23. En quatrième lieu, aux termes de l'article R. 733-1 du code de l'entrée et du séjour des étrangers et du droit d'asile : " L'autorité administrative qui a ordonné l'assignation à résidence de l'étranger en application des articles L. 731-1 () définit les modalités d'application de la mesure : / 1° Elle détermine le périmètre dans lequel il est autorisé à circuler muni des documents justifiant de son identité et de sa situation administrative et au sein duquel est fixée sa résidence ; / 2° Elle lui désigne le service auquel il doit se présenter, selon une fréquence qu'elle fixe dans la limite d'une présentation par jour, en précisant si l'obligation de présentation s'applique les dimanches et les jours fériés ou chômés ; 3° Elle peut lui désigner une plage horaire pendant laquelle il doit demeurer dans les locaux où il réside ".

24. Si une décision d'assignation à résidence prise en application des dispositions de l'article L. 731-1 du code de l'entrée et du séjour des étrangers et du droit d'asile doit comporter les modalités de contrôle permettant de s'assurer du respect de cette obligation et, notamment, préciser le service auquel l'étranger doit se présenter et la fréquence de ces présentations, ces modalités de contrôle sont divisibles de la mesure d'assignation elle-même.
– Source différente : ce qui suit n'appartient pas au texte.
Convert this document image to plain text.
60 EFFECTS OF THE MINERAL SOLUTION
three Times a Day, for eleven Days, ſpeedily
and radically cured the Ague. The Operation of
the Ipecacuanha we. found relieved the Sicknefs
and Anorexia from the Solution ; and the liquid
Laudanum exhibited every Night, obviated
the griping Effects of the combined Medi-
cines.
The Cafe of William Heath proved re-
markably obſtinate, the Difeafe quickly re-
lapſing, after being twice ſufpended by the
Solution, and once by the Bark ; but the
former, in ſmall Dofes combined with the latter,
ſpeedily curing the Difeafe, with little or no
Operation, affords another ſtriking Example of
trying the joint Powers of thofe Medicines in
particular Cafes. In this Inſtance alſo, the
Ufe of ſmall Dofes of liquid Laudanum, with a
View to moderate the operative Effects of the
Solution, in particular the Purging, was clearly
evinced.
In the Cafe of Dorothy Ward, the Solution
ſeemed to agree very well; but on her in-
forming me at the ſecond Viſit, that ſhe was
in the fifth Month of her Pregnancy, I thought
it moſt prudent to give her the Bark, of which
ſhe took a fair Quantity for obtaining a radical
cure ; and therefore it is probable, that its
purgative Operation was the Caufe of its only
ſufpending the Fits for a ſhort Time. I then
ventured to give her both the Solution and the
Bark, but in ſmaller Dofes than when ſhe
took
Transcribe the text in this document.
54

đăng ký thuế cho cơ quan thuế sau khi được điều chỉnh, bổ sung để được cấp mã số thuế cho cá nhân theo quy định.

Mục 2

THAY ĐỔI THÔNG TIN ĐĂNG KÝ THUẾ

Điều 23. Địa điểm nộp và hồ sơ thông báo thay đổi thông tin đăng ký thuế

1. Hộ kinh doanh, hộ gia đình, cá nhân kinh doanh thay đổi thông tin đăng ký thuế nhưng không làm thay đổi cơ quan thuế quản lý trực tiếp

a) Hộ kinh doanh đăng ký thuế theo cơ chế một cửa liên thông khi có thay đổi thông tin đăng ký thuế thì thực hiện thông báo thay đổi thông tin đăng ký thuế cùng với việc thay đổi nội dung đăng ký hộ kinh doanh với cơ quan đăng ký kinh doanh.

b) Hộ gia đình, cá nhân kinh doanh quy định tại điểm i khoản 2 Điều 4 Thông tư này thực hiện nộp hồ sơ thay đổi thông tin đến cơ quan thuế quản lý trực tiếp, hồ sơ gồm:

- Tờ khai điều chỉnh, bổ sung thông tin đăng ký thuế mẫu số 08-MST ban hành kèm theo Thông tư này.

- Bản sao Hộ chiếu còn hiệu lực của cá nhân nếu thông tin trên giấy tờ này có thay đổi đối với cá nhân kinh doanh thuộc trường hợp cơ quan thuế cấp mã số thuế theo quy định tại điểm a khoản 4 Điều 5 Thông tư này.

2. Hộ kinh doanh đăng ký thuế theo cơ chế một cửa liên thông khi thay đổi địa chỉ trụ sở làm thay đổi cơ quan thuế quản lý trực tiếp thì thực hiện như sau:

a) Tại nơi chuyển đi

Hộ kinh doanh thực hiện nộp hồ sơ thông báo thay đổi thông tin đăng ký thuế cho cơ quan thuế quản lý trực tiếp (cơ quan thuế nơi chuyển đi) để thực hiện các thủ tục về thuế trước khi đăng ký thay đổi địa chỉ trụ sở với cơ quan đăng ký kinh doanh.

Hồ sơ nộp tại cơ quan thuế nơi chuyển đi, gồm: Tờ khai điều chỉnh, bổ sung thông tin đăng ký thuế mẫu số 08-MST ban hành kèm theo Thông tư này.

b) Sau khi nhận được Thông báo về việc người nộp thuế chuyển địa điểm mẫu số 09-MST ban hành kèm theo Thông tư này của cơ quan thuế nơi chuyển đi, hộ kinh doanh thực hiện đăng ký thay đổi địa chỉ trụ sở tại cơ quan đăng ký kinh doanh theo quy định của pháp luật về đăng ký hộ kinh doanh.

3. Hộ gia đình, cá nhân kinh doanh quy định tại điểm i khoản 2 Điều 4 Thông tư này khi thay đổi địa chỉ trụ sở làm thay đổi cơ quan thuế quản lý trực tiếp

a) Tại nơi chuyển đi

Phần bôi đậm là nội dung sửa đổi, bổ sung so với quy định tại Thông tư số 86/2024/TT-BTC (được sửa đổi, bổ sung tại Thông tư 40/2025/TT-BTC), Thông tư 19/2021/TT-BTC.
Les mesures contraignantes prises par le préfet sur le fondement des dispositions précitées à l'encontre d'un étranger assigné à résidence, qui limitent l'exercice de sa liberté d'aller et venir, doivent, dans cette mesure, être nécessaires, adaptées et proportionnées à l'objectif qu'elles poursuivent, à savoir s'assurer du respect de l'interdiction faite à l'étranger de sortir du périmètre dans lequel il est assigné à résidence.

25. En se bornant à faire valoir que l'obligation de pointage quotidienne est une mesure de police qui porte une atteinte à sa liberté d'aller et venir et qu'elle n'est pas justifiée, M. B ne justifie pas d'une quelconque impossibilité de respecter les contraintes accompagnant l'assignation à résidence, ni n'établit que l'obligation de se présenter aux autorités de police une fois par jour entre 10 heures et 12 heures accompagnant cette assignation seraient disproportionnées.

26. Il résulte de tout ce qui précède que les conclusions à fin d'annulation de la requête sont rejetées.

Sur les frais liés au litige :

27. Les dispositions de l'article L. 761-1 du code de justice administrative et celles de l'article 37 de la loi du 10 juillet 1911 font obstacle à ce que soit mise à la charge de l'État, qui n'est pas la partie perdante dans la présente instance, la somme que M. B demande au titre des frais exposés et non compris dans les dépens.

D E C I D E :

Article 1er : M. B est admis au bénéfice de l'aide juridictionnelle provisoire.

Article 2 : La requête de M. B est rejetée.

Article 3 : Le présent jugement sera notifié à M. E B et au préfet du Finistère.

Rendu public par mise à disposition au greffe le 19 novembre 2024.

Le magistrat désigné,

signé

C. Fraboulet La greffière,

signé

P. Lecompte

La République mande et ordonne au préfet du Finistère en ce qui le concerne ou à tous commissaires de justice à ce requis en ce qui concerne les voies de droit commun, contre les parties privées, de pourvoir à l'exécution de la présente décision.